Ein zu Werbezwecken verwendetes Zeichen einer fremden Marke kann im Rahmen einer Markennennung nach § 23 Nr. 3 MarkenG nur dann gerechtfertigt sein, wenn das streitgegenständliche Zeichen aus Sicht der angesprochenen Verkehrskreise zweifelfrei als fremde Marke und somit nicht als eigene Marke für das Produkt des Verwenders zu verstehen ist. Ein entsprechender Sternchen-Hinweis scheidet hierfür schon grundsätzlich aus, wenn die Auflösung in nahezu unlesbar kleiner Schrift und statt unmittelbar neben der Markennennung erst am unteren Rand der Seite oder durch Einbindung in den Fließtext der Produktinformation erfolgt.

Oberlandesgericht Frankfurt am Main

Urteil vom 03.11.2016

Az.: 6 U 63/16

Tenor

Die Berufung der Antragsgegnerin gegen das am 16.03.2016 verkündete Urteil der 6. Zivilkammer des Landgerichts Frankfurt am Main wird auf ihre Kosten zurückgewiesen.

Das Urteil ist rechtskräftig.

Entscheidungsgründe

Von der Darstellung des Sachverhalts wird gem. §§ 540 Abs. 2, 313a Abs. 1 S. 1 ZPO abgesehen.

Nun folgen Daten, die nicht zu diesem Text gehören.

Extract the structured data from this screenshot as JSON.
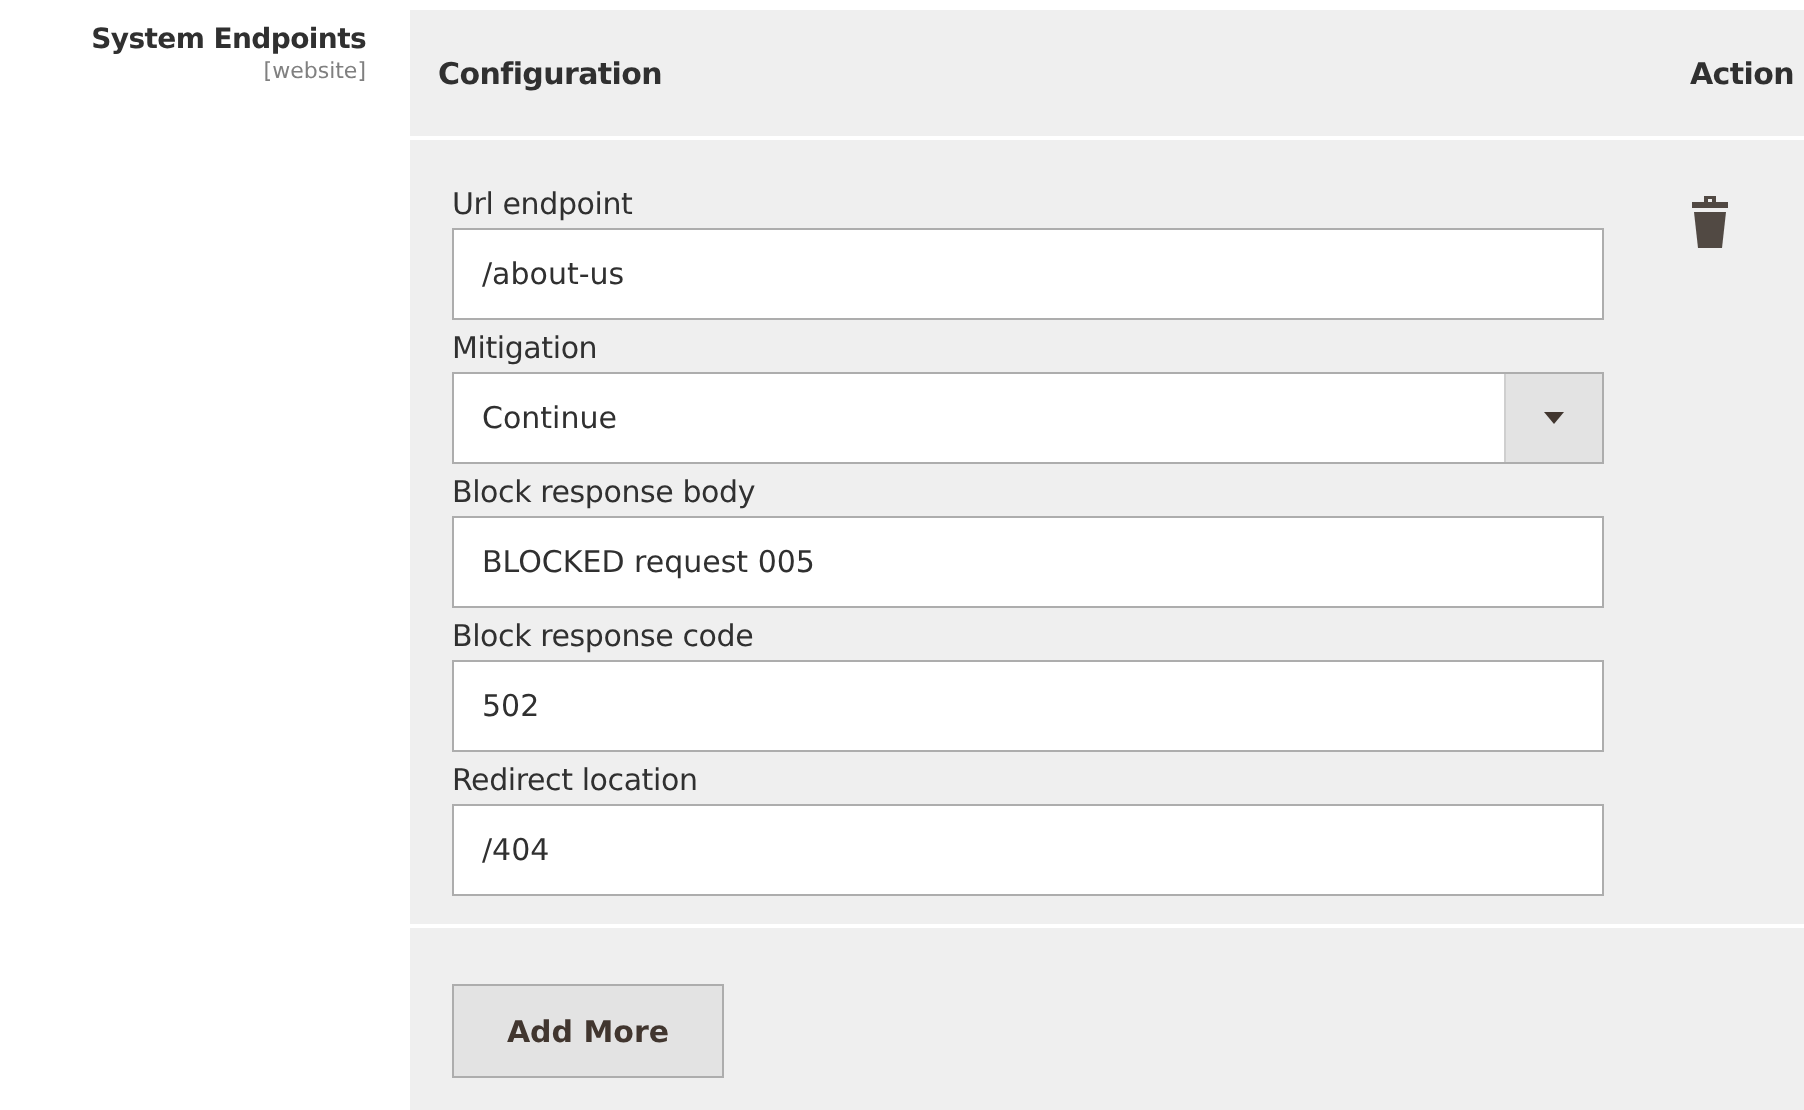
{
  "setting": {
    "label": "System Endpoints",
    "scope": "[website]"
  },
  "table": {
    "columns": [
      "Configuration",
      "Action"
    ],
    "rows": [
      {
        "fields": [
          {
            "kind": "text",
            "label": "Url endpoint",
            "value": "/about-us"
          },
          {
            "kind": "select",
            "label": "Mitigation",
            "value": "Continue"
          },
          {
            "kind": "text",
            "label": "Block response body",
            "value": "BLOCKED request 005"
          },
          {
            "kind": "text",
            "label": "Block response code",
            "value": "502"
          },
          {
            "kind": "text",
            "label": "Redirect location",
            "value": "/404"
          }
        ]
      }
    ]
  },
  "add_button": "Add More"
}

Das Rechtsmittel der Antragsgegnerin richtet sind lediglich gegen ihre Verurteilung nach den Eilanträgen zu 1) (Verwendung der Marke „Lube-Shuttle“) und zu 6) (Werbung mit der Aussage „Der Allrounder für jedes System“). Die Berufung hat keinen Erfolg, weil das Landgericht mit Recht den Unterlassungsanträgen der Antragstellerin stattgegeben hat:

1. Der Antragstellerin steht aus § 14 Abs. 5, Abs. 2 Nr. 2 MarkenG gegen die Beklagte ein Unterlassungsanspruch wegen Verletzung ihrer Marke „LUBE-SHUTTLE“ (Anlage AST 1a) zu.

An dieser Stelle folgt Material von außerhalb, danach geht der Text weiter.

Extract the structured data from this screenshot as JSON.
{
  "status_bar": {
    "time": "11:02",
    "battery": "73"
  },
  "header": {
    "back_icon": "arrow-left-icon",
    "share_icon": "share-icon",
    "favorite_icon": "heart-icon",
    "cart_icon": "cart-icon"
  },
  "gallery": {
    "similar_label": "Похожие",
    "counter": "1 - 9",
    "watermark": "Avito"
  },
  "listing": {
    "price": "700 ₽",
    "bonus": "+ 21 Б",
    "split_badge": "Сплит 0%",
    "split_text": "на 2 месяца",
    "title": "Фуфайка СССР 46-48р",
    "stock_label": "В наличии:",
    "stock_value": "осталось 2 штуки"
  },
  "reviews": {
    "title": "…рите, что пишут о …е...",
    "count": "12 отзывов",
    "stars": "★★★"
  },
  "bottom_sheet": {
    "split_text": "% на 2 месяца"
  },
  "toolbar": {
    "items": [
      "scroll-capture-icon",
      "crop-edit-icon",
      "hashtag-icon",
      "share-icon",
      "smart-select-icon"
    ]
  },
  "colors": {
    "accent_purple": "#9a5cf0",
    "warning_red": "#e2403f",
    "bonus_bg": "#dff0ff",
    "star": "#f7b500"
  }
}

a) Das Landgericht hat mit Recht festgestellt, dass kein Fall der Doppelidentität vorliegt (§ 14 Abs. 2 Nr. 1 MarkenG). Beide Parteien vertreiben zwar identische Produkte, nämlich handbetriebene Pressen, mit denen Fette und Schmierstoffe in der Produktion, der Instandhaltung oder der Wartung von Geräten bereitgestellt werden können (sog. „Fettpressen“). Das Zeichen wird von der Antragsgegnerin aber in sämtlichen Verletzungsformen innerhalb einer stilisierten Kartusche abgebildet und daher eindeutig auf solche Produkte bezogen. Für „Fettkartuschen“, die in die Fettpressen eingelegt werden, ist die Klagemarke nicht eingetragen.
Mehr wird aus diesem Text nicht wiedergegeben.